A detailed look at the types of companies that make up the industrial automation ecosystem and the roles of End Users, OEMs, SIs, Panel Builders, and EPCs in industrial automation and manufacturing.
When I finished my engineering degree and went looking for my first job, I realized that I had no idea how the industrial automation and manufacturing eco-system was structured.
After working in the field for 10 years, I can confidently say that I understand what types of companies are involved in industrial automation and what each type of company does.
I’ve put together this post to help you understand the ecosystem without having to spend 10 years figuring it out like me.
Before I explain what end users, OEMs, SIs, EPCs, and Panel Builders do, I would like to take a minute to introduce myself to anyone who might be new to the blog.
My name is Ken Bourke and I have worked as an automation professional for almost a decade. During this time, I have worked on large global projects in different industries around the world.
In the last year, I have started producing content online to share my knowledge through free blog posts and free or very reasonably priced courses.
If you get some value out of this post then consider checking out my courses, joining the mailing list using the form at the bottom of this page, or, if you’re feeling very generous, buying me a coffee using the Buy Me a Coffee widget on this page.
With that bit of shameless self-promotion out of the way, let’s get back to talking about the different types of companies in the industrial automation ecosystem and what they do.
An End User is an organization that uses machines to produce products for sale.
A factory that assembles phones is an end user as is a plant where beer is brewed.
If you are interested in learning how an end user uses machines to produce products, check out my series “Manufacturing 101” which brings you through this process.
The machines used by End Users to produce products are usually made by a third-party company.
A company that builds machines for End Users is called an Original Equipment Manufacturer, commonly abbreviated to OEM.
An OEM employs a diverse team of people that work together to design and build machines for End Users.
An OEM may specialize in building a specific type of machine such as assembly machines that assembles components into a phone or packing machines that pack phones into cases.
Other OEMs are “special-purpose” machine builders that will build any type of machine requested by a customer.
OEMs earn money by selling machines to end-users and by providing after-market services to their customers. Some examples of after-market services include service agreements to maintain their machines and selling consumables, like cardboard cases, that their machines use.
For some OEMs, these after-market services can be more profitable than selling the machines themselves and provide a consistent income to the business over time.
End Users buy different machines from different OEMs.
For example, a factory might buy a machine from one OEM to assemble components into a product, a second machine from a second OEM to pack the finished products into cases, and a third machine from a third OEM to palletize the cases on pallets.
To get all of these machines to work together, the End User will hire a Systems Integrator, often abbreviated to SI.
Usually, an SI does not build machines. Instead, they provide value-added services to End Users related to getting all of the End User’s machines to work together.

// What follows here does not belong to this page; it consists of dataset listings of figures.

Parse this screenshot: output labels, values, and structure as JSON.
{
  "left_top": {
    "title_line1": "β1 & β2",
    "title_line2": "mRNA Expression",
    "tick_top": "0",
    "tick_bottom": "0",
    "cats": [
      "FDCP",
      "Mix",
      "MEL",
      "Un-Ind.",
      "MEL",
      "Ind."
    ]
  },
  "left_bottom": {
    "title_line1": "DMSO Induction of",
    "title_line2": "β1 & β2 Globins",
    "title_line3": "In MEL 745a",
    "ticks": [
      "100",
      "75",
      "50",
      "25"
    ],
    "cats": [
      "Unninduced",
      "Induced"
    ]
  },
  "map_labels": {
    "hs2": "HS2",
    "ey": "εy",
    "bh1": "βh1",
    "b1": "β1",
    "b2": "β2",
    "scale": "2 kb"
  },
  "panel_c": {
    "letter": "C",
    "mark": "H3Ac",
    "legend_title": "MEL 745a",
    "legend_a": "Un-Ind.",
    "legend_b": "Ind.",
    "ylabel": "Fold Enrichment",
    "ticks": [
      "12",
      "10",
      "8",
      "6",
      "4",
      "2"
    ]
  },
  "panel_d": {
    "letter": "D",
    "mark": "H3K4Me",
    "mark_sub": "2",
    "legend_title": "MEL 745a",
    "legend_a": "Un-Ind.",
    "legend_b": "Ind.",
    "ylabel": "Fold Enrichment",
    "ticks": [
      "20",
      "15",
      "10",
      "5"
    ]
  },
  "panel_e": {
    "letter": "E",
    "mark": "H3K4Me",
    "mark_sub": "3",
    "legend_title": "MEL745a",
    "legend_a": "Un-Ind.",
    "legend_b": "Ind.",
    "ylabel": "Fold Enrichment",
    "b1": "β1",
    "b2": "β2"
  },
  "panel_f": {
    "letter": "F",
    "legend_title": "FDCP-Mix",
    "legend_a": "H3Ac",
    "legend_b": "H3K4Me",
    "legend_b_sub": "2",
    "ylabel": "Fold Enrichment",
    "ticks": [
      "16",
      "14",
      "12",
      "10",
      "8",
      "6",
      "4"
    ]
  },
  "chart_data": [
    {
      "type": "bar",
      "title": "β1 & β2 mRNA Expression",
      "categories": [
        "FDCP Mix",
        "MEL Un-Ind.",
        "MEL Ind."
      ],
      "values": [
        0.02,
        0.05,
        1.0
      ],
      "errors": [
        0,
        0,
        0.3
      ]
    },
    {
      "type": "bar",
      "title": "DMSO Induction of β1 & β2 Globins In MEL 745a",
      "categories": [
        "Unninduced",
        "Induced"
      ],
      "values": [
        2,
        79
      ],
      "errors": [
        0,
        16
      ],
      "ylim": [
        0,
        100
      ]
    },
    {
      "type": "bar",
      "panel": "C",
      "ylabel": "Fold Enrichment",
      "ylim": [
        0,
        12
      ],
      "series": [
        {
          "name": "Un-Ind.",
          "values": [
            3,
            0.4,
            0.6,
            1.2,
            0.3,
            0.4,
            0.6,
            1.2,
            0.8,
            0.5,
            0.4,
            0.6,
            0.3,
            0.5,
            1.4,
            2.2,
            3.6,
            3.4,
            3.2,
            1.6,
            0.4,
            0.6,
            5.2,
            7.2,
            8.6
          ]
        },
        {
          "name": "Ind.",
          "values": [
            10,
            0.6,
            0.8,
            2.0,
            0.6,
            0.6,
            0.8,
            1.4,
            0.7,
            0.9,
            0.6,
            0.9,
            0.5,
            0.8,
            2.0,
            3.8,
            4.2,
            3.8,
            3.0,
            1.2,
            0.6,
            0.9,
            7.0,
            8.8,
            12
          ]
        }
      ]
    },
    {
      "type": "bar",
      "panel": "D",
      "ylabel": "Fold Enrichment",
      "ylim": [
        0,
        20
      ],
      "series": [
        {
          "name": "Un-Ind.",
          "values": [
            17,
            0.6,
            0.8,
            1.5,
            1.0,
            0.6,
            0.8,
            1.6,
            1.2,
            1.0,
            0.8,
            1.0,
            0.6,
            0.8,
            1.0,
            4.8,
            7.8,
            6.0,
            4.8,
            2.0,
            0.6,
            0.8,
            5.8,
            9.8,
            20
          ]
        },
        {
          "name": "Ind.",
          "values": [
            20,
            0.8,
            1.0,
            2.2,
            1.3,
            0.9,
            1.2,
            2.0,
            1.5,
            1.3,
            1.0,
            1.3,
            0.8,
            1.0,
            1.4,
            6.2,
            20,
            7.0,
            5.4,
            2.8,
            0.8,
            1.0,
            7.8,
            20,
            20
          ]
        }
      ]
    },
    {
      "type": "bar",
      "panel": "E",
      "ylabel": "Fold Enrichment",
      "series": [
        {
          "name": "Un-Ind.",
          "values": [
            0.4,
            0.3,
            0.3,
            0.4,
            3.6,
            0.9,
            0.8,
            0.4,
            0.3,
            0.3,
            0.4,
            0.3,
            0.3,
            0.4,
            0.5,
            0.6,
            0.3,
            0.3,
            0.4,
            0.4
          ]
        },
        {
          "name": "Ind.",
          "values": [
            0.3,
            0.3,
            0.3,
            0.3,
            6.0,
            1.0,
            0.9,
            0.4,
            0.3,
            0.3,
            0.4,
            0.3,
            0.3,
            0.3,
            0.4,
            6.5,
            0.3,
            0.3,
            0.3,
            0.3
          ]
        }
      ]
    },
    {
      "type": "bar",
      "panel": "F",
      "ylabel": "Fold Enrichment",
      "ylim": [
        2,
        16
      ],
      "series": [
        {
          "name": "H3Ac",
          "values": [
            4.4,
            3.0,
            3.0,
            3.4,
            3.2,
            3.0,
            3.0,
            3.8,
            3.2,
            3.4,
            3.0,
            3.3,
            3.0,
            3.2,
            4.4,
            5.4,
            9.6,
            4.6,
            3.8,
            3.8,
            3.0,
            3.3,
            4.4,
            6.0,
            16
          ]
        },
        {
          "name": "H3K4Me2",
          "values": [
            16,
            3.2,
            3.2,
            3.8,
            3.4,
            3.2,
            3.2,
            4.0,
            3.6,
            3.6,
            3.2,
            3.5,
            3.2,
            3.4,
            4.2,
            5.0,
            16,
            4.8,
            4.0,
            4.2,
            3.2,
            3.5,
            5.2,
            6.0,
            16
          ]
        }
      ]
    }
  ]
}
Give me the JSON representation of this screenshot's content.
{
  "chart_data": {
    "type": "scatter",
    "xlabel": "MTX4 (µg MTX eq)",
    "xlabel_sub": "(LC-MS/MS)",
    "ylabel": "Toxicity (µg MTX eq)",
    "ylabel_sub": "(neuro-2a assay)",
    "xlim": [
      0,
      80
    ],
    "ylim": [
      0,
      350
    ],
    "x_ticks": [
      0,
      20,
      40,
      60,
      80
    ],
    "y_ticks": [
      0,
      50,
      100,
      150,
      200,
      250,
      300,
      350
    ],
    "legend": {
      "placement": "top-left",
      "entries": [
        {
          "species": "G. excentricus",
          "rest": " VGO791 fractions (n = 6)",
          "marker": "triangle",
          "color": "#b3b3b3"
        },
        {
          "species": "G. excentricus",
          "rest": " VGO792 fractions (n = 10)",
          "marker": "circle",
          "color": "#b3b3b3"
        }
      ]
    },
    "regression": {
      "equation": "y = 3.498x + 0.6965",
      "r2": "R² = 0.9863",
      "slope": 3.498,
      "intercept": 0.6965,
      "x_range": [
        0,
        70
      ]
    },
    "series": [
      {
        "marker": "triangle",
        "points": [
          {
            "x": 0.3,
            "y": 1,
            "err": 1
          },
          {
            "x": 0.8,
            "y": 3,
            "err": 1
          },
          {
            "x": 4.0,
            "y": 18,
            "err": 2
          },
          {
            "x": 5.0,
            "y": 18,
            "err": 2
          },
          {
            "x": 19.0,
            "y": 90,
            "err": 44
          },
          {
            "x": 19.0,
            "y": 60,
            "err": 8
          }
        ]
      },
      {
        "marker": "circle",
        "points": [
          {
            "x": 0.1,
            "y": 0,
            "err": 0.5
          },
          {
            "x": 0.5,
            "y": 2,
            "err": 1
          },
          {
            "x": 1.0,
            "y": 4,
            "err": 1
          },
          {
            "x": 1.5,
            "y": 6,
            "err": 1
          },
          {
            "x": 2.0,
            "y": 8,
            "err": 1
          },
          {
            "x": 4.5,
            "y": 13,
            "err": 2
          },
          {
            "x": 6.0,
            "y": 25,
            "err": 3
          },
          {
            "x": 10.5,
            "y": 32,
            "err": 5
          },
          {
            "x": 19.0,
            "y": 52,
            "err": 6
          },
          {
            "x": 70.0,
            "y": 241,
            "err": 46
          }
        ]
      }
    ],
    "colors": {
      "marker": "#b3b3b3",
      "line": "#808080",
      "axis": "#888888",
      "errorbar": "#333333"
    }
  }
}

SIs may be involved in a project from the beginning and help the End User to pick and install the right machines or they may be called in after the machines have been delivered to help the End User to get them to work together.
Machines and Production Lines have special enclosures called Control Panels where the electrical components are installed. You can usually find controllers, power supplies, circuit breakers, and electrical disconnect switches in or on a Control Panel.
Some OEMs and SIs build their own control panels, but many choose to outsource the building of their panels to a Panel Builder.
Most of the time, a Panel Builder provides the specialized labour to build a Control Panel to the exact specification of the OEM or SI. In other words, most Panel Builders don’t design the Control Panels, they only build them.
It might seem strange that an OEM or SI would outsource this work, but in many cases, OEMs and SIs want to focus on designing machines, not on assembling and wiring the components.
An EPC firm is a consulting firm that is hired by End Users to provide a turn-key service. This means that an End User would hire an EPC to build a new factory and at the end of the project, the End User can turn the key and start producing goods at the factory.
To provide this service, an EPC firm takes responsibility for all aspects of building a new manufacturing facility. The EPC firm manages the design, procurement, construction, commissioning, and handover of the facility.
Generally, an EPC firm does not do all of this work themselves. Instead, they hire subcontractors who specialize in certain parts of the process and manage all of these subcontractors for the End User.
The use of EPC firms is common in certain industries including Water and Waste Water, Power Generation, and Process Industries like Oil and Gase.
In this post, I introduced you to the different types of companies that are involved in the industrial automation ecosystem and provided a brief description of what each type of company does.
Specifically, we talked about End Users, OEMs, SIs, Panel Builders, and EPC firms.